Protocol Status: PUBLISHED
Protocol:
Version: 2026.01
Effective Date:
Last Reviewed:
Medical Director Approval:
Clinical Note: This content reflects current GCEMS clinical guidelines as of the dates listed above. If content appears inconsistent with current policy, use the most recent approved guideline and notify leadership for correction.

Medical Cardiac Arrest

 

History:

 

  • Past medical history
  • Medications
  • Events leading to arrest
  • End stage renal disease
  • Estimated downtime
  • Suspected hypothermia
  • Suspected overdose
  • DNR form or living will

 

Significant Findings:

 

  • Unresponsive
  • Pulseless
  • Apneic
  • No electrical activity on EKG
  • Ventricular fibrillation/ventricular tachycardia
  • No auscultated heart tones

 

Differential:

 

  • Medical/trauma
  • Hypoxia/pulmonary
  • Potassium (hypo/hyper)
  • Drug overdose
  • Acidosis
  • Hypothermia
  • Device error/artifact

 

Criteria for Death/DNR

 

  • Yes

 

Withhold Resuscitation:

 

  • See COG 1.4 for criteria for death/withholding resuscitation
    • Contact Medical Control or Coroner

 

Criteria for Death/DNR?

 

  • No
    • Cardiac monitor / AED
    • Treat correctable causes early
    • Place BIAD and provide10 breaths per minutes
    • Initiate IV/IO

 

V-Fib/Pulseless V-Tach?

 

  • Yes
    • Defibrillate 200, 300,360 joules
    • All subsequent shocks at 360 joules
    • Epinephrine 1 mg IV/IO repeat every 3-5 mins.
    • Amiodarone (cardarone) 300 mg IV/IO repeat once at 150 mg.
    • Following 3rd shock, Change Pad Position and/or Replace Pads (Vector Change)
    • Place 2nd VI/IO when feasible

 

Asystole / PEA?

 

  • Yes
    • Place 2nd IV/IO if necessary

 

Return of spontaneous circulation?

 

  • YES

 

 

  • NO

 

 

PEARLS:

 

  • Epinephrine given every 3-5 minutes, max 4 doses if no change in PEA or Asystole, see Discontinuation of Resuscitation policy or contact medical control to request more doses.
  • CPR 100-120 compressions per minute and at a depth of no less than 2 inches with interruptions less than 5 seconds.
  • Monitor in paddles mode with metronome on.
  • Consider Calcium Gluconate (Kalcinate) 10-20 mL IV, followed by Normal Saline 100 mL IV and Sodium Bicarbonate 1 mEq/kg IV in hemodialysis patient early in the resuscitation.
  • If patient is receiving shocks from an automated internal cardiac defibrillator (AICD), wait 30-60 seconds after the internal shock to analyze the rhythm and then treat the patient as if the AICD was not present.

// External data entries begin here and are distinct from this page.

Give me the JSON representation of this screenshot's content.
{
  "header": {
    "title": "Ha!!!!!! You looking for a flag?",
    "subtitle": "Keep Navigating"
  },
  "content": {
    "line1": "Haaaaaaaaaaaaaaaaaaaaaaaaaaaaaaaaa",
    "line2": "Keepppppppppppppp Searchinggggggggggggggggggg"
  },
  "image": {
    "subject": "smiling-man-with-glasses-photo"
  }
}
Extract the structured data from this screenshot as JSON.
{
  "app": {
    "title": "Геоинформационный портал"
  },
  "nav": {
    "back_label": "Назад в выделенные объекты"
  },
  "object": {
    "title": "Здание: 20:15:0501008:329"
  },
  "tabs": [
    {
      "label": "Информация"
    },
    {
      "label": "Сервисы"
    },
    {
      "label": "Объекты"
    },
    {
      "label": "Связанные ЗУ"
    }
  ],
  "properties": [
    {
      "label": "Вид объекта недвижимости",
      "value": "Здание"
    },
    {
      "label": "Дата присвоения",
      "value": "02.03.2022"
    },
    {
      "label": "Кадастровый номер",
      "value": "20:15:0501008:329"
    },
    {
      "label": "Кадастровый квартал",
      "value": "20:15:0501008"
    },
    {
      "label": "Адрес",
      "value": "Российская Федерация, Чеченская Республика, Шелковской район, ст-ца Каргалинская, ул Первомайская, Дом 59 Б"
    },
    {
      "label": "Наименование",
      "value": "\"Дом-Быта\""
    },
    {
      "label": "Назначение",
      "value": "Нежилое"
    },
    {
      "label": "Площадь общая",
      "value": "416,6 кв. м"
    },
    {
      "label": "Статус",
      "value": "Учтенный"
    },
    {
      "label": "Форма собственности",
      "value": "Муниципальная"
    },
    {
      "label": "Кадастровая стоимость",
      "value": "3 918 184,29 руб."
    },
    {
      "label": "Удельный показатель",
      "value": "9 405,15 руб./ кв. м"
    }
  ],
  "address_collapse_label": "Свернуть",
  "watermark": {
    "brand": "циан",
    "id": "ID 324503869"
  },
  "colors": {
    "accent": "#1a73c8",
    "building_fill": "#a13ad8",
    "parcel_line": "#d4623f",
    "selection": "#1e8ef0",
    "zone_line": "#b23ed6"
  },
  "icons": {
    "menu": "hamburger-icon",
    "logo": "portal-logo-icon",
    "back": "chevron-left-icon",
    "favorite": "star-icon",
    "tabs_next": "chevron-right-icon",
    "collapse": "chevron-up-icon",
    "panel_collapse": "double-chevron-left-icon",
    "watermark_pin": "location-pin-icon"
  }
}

Placement of the difibrillator pads should be approximately 3 inches away from the device if possible. Posterior/anterior placement is acceptable.
  • If patient has signs/symptoms of CPR-induced consciousness, consider Ketamine 1 mg/kg IV/IO (Max single dose 100 mg)
  • If patient is in persistent v-fib/v-tach, administer Lidocaine 1 mg/kg IV/IO after max Amiodarone dose.
  • If patient is in torsades de pointes or persistent v-fib/v-tach, administer Magnesium Sulfate 2 grams/4 mL slow IV push over 2 minutes.
  • Always confirm asystole in more than one lead.
  • Only move the patient enough to make adequate room to work.
  • All resuscitations initiated at the jail must be transported.
  • Transport patients with persistent V-fib/V-tach.
  • Assign a team resuscitation leader and utilize checklist.
  • Reassess and document endotracheal tube placement and EtCO2 frequently, after every move, and at transfer of care.